Emilio Azcarraga-Jean, president and CEO of Televisa, envisioned Vanguardia as a forum to build and strengthen links between the future leaders of Latin America and the United States. The Vanguardia conference focuses on engaging college-level Latino students and encourages them to return to their native countries to become active in government and civic processes, which facilitates progress in industrial, technological and societal development.
Over the four days of the conference, the students discussed a range of issues including arts and culture, economics, politics, security, immigration and education. The discussions led to the drafting of policy recommendations that were presented to U.S. Secretary of Education Margaret Spellings; Jose Miguel Insulza, secretary general of the Organization of the American States; Arturo Sarukhan, Mexican ambassador to the U.S.; and Luis Alberto Moreno, president of the Inter American Development Bank.

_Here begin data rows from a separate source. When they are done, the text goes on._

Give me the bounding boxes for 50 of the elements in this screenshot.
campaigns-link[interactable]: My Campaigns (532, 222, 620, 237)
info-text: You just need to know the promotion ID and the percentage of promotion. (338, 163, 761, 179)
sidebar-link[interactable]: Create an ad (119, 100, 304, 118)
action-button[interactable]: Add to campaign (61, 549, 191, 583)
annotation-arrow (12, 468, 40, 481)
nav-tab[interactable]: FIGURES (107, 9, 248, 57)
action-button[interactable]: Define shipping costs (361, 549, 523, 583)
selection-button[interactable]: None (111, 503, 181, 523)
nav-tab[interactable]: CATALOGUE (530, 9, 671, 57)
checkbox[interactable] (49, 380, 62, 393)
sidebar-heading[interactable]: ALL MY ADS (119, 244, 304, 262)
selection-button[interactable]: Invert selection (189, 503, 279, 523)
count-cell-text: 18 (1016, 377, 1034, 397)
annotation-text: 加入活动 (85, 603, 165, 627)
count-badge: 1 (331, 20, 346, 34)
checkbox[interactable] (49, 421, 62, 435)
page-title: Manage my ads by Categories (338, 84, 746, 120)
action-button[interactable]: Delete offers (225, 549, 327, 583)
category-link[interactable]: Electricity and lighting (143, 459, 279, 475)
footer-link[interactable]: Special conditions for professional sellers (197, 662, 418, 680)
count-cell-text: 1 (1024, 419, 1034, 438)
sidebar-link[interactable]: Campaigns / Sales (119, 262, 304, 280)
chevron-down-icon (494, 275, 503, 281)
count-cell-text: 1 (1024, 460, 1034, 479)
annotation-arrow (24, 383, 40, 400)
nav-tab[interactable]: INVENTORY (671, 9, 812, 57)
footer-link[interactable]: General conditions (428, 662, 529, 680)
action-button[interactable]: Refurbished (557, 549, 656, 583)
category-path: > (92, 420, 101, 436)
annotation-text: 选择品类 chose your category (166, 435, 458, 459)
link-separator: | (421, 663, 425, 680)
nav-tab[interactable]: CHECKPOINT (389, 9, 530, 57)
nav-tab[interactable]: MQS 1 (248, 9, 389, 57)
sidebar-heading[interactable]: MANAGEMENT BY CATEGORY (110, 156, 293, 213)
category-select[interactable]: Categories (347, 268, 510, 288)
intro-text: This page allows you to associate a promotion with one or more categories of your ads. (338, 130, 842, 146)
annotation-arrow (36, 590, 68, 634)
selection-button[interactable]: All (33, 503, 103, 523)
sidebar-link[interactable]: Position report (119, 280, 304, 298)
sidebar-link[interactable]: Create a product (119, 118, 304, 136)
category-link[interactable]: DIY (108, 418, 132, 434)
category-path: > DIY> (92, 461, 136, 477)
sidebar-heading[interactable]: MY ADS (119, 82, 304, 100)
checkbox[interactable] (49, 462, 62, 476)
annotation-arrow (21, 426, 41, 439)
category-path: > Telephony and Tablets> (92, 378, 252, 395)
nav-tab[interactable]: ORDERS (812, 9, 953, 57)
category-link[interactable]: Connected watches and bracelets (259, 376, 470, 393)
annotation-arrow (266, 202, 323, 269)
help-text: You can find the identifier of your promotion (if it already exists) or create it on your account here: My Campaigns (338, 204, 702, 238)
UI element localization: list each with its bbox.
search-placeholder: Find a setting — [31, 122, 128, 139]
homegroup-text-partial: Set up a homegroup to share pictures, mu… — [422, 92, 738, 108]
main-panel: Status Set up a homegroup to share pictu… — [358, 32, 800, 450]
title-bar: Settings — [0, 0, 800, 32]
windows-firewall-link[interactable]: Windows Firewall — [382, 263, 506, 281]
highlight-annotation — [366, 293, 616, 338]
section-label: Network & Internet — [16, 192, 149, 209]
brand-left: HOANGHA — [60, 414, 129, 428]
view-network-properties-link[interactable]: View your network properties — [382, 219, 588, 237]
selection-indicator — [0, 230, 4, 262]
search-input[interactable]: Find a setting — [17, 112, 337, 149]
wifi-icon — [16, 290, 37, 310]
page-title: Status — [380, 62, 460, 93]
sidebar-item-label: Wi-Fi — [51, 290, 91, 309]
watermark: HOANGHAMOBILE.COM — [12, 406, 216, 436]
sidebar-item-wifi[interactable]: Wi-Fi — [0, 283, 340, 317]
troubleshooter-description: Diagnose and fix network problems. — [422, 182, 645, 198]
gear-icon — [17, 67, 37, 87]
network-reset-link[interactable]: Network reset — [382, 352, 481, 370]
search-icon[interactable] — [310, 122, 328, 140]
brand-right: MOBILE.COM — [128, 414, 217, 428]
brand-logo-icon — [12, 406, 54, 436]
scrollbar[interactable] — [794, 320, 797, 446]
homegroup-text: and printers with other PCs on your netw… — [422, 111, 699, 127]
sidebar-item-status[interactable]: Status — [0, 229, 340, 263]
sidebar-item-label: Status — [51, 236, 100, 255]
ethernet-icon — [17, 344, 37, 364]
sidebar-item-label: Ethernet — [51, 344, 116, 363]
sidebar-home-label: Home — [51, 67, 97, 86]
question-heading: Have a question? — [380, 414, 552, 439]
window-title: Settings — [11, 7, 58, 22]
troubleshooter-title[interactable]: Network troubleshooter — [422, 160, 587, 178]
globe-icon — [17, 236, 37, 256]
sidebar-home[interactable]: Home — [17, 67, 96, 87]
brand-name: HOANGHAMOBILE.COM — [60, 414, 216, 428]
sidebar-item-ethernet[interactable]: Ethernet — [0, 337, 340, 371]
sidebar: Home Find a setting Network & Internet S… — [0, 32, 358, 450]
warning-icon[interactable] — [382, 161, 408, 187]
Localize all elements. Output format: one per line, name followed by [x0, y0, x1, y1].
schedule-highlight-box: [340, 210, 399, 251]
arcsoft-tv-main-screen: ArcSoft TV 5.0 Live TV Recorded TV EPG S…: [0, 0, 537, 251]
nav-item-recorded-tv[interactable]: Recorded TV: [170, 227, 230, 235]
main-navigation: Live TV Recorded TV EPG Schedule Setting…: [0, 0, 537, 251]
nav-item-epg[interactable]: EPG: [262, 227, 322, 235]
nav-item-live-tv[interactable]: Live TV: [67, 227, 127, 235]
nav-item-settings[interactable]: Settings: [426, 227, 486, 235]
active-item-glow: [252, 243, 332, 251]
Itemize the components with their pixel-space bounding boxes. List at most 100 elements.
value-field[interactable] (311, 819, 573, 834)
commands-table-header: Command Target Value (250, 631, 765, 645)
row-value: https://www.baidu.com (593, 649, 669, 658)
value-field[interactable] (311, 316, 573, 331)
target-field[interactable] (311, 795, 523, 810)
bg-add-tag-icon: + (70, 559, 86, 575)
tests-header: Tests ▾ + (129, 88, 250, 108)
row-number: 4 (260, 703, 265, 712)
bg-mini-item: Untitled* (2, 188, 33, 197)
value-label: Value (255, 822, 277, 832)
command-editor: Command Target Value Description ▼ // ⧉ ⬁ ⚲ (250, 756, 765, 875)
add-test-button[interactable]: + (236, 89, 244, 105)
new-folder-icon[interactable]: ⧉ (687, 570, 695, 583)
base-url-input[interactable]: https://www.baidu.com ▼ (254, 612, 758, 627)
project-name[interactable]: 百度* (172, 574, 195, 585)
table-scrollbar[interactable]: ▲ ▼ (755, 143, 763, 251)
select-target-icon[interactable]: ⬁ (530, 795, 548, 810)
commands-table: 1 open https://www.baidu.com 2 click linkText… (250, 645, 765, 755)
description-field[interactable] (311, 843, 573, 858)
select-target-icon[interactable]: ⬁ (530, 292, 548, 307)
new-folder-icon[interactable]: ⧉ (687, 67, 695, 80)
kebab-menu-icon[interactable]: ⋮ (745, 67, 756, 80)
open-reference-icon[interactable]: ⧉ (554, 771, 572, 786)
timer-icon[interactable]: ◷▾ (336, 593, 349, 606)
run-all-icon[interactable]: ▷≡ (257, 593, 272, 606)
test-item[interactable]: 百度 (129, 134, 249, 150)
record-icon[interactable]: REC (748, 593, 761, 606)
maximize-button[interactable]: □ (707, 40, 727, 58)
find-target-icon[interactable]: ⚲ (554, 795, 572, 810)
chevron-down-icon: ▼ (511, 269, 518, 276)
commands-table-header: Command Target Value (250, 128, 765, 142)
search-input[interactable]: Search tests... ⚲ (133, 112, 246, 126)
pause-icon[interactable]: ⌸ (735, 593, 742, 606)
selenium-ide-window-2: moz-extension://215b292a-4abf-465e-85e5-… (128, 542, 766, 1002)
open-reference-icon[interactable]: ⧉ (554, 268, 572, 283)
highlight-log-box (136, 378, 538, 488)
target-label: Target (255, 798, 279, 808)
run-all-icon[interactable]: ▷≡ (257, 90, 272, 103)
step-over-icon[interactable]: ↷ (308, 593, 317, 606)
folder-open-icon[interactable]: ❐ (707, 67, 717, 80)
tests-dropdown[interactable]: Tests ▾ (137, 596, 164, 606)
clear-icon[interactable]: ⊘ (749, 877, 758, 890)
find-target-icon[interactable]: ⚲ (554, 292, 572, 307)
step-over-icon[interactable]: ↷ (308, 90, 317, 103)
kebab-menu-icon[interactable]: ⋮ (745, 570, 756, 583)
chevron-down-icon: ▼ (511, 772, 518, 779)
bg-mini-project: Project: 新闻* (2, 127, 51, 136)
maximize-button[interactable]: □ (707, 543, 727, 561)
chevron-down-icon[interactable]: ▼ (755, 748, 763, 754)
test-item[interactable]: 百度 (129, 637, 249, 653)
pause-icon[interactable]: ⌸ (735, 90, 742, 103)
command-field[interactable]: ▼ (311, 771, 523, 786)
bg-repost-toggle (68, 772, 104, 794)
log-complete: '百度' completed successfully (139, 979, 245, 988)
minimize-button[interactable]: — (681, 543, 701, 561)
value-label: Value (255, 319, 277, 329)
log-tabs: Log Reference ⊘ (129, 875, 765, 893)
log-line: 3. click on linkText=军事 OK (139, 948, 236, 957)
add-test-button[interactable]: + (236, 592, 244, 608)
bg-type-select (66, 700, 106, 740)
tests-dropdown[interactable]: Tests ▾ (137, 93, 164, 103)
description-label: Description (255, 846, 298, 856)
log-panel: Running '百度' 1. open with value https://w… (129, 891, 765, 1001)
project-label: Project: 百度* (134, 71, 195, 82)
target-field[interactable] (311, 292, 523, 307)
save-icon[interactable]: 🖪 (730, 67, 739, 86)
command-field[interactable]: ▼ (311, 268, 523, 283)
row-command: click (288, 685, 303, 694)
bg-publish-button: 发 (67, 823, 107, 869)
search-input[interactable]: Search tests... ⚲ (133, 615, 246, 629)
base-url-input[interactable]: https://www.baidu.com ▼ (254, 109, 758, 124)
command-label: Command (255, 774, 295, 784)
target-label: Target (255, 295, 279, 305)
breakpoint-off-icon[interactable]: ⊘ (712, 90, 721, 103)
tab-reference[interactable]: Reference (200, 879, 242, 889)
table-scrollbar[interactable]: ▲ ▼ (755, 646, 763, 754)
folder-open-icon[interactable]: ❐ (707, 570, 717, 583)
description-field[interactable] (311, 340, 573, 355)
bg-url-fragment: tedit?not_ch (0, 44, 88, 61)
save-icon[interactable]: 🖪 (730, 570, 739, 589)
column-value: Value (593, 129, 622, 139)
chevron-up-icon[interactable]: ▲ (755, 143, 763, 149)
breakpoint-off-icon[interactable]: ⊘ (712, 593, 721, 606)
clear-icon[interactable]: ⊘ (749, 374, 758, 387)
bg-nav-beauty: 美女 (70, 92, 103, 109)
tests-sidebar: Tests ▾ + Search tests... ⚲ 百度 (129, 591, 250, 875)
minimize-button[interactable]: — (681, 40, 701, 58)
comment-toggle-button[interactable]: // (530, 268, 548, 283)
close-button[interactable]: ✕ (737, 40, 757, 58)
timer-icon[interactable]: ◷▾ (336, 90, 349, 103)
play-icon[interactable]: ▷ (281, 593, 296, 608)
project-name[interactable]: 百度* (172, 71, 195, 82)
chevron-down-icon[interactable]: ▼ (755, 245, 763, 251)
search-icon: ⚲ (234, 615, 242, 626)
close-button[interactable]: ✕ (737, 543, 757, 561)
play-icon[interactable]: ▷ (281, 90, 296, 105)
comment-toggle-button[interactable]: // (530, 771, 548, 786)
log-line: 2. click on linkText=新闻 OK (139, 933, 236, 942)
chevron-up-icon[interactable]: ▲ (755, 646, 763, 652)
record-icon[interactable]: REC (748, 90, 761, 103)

In a report Osejo prepared for the Mexico Center, she discussed some of the conversations from the four-day conference. Her work group addressed three key topics including the fair treatment of immigrants between Mexico, the U.S. and Latin American countries; the improvement of education in underdeveloped areas; and the desegregation, integration and protection of Native American peoples.
Through four days with top academics, government officials, international delegates and corporate officers from the United States and Central and South America, the students had the opportunity to influence and advance the state of affairs in their native countries and received the inspiration to play an active role in the process of government.
The UTSA Mexico Center is a resource for scholars studying U.S.-Mexico relations and the interactions of the two societies. The lectures series is part of the center's goal to open dialogue to promote bilateral policies to resolve mutual concerns. The center provides scholarships and research fellowships and facilitates travel and lodging for students and researchers to consult with experts in Mexico.